Skip to main content
Every gateway error — across chat, generations, TTS, and STT — uses the same shape, so you only need to write the handling code once.

Envelope

{
  "error": {
    "code": "invalid_input",
    "message": "Human-readable explanation.",
    "param": "model"
  }
}
error.code
string
Stable, machine-readable error code. This is the contract — branch on it in your code.
error.message
string
Human-readable explanation. Display it to operators, log it, but never parse it.
error.param
string | null
Field that caused the error, when applicable (e.g. "model", "input.prompt").

Codes

error.codeHTTPMeaning
invalid_input400Validation failed. Read param for the offending field.
unauthenticated401Missing, malformed, or revoked API key.
insufficient_quota402Account out of credit or over plan limits. Top up to retry.
model_unavailable403Model isn’t enabled for your account or doesn’t exist.
not_found404Unknown resource id (e.g. on GET /v1/generations/{id}).
content_policy422Provider rejected the request for safety / policy reasons.
rate_limited429Slow down. Use Retry-After to back off.
provider_unavailable502Every healthy provider for this model returned an error.
provider_timeout504Every healthy provider timed out. Safe to retry.
internal_error500Bug on our side. Open a support ticket with the request id.

Headers worth handling

HeaderWhenWhat to do
Retry-After429, 502, 504Wait that many seconds before retrying.
X-RateLimit-Limitevery responseYour bucket size for the current window.
X-RateLimit-Remainingevery responseRequests remaining in the current window.
X-RateLimit-Resetevery responseUnix seconds until the bucket refills.
X-Request-Idevery responseCite this id when contacting support.
1

Honor `Retry-After` first

For 429, 502, 504, sleep for the value of Retry-After (with a small jitter) before the next attempt.
2

Cap retries on terminal codes

400, 401, 403, 404, 422 are user errors — retrying won’t help. Surface them to the caller.
3

Bound everything

Apply an outer deadline on every request and limit retries to e.g. 3 attempts so a degraded backend can’t spiral your client.

Example: defensive client

import time, requests

def post_with_retries(url, payload, api_key, max_attempts=3):
    headers = {"Authorization": f"Bearer {api_key}"}
    for attempt in range(max_attempts):
        res = requests.post(url, headers=headers, json=payload, timeout=120)
        if res.status_code < 400:
            return res.json()

        body = res.json().get("error", {})
        code = body.get("code", "internal_error")

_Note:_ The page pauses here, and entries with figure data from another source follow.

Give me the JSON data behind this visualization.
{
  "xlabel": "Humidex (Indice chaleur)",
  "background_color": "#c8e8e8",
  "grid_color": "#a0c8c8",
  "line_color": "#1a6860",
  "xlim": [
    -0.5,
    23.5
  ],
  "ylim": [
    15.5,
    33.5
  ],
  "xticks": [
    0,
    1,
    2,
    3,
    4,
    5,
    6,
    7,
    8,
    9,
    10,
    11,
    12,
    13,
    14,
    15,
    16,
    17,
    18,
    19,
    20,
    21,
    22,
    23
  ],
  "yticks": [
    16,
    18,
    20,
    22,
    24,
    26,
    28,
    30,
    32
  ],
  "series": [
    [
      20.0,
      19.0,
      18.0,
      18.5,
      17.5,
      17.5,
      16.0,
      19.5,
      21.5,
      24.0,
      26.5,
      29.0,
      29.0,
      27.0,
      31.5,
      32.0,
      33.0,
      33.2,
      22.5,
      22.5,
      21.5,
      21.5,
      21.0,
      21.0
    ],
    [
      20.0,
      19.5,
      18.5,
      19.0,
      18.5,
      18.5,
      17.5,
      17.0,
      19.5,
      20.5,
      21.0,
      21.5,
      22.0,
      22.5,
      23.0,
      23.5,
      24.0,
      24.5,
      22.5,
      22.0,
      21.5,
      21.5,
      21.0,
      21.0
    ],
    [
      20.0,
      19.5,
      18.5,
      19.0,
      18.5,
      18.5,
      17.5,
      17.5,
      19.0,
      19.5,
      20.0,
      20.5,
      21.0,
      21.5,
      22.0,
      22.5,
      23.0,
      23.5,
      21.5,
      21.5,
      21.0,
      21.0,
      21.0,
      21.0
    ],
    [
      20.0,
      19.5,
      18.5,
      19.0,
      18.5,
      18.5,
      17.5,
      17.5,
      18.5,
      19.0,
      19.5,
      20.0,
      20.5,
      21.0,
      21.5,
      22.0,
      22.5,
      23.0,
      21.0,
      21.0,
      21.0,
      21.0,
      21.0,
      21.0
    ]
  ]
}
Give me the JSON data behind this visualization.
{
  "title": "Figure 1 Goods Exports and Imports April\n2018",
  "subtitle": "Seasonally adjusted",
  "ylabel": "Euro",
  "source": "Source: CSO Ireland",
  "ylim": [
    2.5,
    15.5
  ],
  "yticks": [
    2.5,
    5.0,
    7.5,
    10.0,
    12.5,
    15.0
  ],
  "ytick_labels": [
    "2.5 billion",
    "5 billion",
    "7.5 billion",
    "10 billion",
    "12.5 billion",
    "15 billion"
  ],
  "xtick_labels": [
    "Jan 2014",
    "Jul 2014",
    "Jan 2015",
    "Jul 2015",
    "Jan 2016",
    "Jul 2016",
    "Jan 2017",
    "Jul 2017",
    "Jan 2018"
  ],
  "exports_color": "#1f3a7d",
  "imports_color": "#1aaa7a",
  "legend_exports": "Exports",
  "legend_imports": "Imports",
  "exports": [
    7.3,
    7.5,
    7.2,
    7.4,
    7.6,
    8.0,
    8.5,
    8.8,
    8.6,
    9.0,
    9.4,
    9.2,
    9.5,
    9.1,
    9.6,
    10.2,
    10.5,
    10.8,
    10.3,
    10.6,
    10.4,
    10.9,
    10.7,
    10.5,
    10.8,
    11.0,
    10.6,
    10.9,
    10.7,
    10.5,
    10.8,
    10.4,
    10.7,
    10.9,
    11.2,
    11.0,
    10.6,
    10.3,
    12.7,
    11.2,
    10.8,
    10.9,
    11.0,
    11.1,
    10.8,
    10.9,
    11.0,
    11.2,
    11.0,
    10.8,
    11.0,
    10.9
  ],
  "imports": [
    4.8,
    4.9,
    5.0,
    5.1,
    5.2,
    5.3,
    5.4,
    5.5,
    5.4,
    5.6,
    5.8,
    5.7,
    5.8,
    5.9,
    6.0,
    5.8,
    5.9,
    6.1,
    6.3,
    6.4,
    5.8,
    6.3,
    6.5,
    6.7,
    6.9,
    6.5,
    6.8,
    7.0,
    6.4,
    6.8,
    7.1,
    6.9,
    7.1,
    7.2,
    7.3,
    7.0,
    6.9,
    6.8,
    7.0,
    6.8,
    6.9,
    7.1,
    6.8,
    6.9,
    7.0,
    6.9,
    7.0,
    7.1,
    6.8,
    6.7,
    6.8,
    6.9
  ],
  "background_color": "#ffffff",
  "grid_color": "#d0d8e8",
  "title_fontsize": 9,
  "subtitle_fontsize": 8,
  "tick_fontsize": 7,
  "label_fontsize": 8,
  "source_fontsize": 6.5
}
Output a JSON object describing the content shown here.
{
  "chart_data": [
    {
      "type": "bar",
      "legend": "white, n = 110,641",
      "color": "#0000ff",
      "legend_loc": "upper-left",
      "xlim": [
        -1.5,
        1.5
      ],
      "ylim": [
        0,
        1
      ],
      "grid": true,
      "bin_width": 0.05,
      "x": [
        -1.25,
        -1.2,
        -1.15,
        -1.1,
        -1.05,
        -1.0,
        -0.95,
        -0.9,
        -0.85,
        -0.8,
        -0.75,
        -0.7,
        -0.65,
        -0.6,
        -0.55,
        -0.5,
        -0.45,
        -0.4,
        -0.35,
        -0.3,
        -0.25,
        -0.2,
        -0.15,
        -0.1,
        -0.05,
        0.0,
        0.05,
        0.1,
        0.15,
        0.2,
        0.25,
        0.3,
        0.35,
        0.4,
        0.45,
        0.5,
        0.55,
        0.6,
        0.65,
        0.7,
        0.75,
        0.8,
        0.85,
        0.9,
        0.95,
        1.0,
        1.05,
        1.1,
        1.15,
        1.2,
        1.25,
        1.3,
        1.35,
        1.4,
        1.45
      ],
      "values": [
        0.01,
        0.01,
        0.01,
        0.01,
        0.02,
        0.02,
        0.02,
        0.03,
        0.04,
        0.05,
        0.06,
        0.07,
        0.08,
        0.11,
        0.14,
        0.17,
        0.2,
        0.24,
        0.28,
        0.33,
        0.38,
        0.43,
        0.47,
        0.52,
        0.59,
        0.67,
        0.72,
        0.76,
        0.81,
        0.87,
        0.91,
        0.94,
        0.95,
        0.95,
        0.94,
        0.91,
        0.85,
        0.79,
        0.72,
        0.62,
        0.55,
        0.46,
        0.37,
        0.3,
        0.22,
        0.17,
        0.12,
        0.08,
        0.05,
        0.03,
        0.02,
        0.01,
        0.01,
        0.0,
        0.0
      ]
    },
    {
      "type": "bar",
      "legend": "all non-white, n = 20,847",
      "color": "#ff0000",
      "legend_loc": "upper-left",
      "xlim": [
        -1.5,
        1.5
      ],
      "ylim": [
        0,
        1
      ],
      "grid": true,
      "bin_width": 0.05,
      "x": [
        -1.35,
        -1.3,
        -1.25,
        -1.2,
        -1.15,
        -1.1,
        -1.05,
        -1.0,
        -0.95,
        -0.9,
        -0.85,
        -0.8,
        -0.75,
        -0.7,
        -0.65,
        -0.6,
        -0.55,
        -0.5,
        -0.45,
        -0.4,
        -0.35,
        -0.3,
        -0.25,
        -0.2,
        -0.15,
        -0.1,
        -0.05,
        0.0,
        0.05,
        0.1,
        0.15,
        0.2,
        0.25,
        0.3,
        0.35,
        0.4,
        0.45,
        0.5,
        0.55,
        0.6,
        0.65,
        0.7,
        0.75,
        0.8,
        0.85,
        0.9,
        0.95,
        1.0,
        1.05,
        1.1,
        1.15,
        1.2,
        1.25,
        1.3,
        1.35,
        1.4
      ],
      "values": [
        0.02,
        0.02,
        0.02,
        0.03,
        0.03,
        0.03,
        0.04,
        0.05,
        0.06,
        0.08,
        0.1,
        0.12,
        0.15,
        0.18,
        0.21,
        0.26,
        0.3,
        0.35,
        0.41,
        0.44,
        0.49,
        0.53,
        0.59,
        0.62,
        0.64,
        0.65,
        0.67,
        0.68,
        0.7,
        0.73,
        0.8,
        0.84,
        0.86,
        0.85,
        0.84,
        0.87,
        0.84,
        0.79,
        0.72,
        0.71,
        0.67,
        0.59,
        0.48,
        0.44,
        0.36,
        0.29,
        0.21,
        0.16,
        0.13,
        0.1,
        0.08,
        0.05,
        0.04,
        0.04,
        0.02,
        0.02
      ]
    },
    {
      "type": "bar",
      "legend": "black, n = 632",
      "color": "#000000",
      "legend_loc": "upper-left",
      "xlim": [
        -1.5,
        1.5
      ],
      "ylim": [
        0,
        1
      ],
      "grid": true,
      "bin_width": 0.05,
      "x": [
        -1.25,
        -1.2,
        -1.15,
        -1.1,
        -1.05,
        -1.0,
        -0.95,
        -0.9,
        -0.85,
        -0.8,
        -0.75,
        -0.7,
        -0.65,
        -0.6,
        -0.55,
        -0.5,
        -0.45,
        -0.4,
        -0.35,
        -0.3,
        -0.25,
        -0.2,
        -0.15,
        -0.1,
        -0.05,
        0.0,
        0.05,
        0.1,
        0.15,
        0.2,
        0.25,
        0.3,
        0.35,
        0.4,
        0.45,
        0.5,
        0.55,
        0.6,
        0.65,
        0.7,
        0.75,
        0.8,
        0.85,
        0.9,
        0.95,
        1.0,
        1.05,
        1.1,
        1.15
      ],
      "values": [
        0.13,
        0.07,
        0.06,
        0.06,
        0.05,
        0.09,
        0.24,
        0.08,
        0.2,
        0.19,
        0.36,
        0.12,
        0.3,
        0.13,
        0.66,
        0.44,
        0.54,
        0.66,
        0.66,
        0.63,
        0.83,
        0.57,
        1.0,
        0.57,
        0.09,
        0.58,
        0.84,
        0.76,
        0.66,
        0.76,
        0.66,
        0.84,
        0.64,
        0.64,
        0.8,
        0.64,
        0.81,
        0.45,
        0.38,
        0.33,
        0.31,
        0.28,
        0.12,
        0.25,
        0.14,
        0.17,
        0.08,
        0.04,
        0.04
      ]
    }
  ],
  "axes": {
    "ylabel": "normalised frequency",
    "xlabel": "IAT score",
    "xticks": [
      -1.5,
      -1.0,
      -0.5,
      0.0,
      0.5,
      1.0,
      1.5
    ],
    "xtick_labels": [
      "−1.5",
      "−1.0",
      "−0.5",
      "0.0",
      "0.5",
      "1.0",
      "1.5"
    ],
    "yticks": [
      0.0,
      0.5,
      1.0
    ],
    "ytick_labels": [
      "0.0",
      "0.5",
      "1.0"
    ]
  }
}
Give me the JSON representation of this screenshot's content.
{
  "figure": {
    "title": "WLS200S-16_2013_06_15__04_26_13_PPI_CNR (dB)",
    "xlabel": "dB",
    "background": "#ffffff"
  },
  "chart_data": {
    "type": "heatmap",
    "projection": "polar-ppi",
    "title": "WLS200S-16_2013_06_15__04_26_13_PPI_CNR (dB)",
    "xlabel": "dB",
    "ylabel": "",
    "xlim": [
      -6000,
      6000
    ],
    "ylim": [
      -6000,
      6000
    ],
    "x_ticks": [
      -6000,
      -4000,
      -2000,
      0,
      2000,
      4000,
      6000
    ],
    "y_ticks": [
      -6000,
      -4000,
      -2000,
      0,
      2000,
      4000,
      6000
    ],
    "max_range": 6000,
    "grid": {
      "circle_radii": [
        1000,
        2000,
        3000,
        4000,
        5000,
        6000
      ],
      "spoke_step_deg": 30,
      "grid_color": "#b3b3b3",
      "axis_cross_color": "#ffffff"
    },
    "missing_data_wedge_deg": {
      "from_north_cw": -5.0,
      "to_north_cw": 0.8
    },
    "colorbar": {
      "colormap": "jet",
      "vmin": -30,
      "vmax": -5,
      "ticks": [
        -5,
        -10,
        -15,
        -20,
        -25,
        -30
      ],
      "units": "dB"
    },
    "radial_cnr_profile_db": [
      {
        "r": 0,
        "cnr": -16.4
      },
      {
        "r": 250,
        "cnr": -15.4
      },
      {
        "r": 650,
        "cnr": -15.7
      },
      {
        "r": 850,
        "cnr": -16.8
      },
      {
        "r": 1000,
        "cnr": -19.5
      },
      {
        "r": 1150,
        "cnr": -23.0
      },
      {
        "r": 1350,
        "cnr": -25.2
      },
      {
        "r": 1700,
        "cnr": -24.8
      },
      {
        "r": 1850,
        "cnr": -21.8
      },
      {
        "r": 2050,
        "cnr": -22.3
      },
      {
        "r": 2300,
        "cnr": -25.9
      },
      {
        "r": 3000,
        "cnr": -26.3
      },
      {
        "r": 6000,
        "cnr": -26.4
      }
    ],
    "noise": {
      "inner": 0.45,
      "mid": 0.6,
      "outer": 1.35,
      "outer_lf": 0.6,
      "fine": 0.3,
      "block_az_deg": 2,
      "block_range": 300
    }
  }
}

        # Permanent — don't retry.
        if code in {"invalid_input", "unauthenticated", "model_unavailable",
                    "insufficient_quota", "not_found", "content_policy"}:
            raise RuntimeError(f"{code}: {body.get('message')}")

        # Transient — back off using Retry-After.
        sleep_s = float(res.headers.get("Retry-After", 2 ** attempt))
        time.sleep(sleep_s)

    raise RuntimeError("Exhausted retries")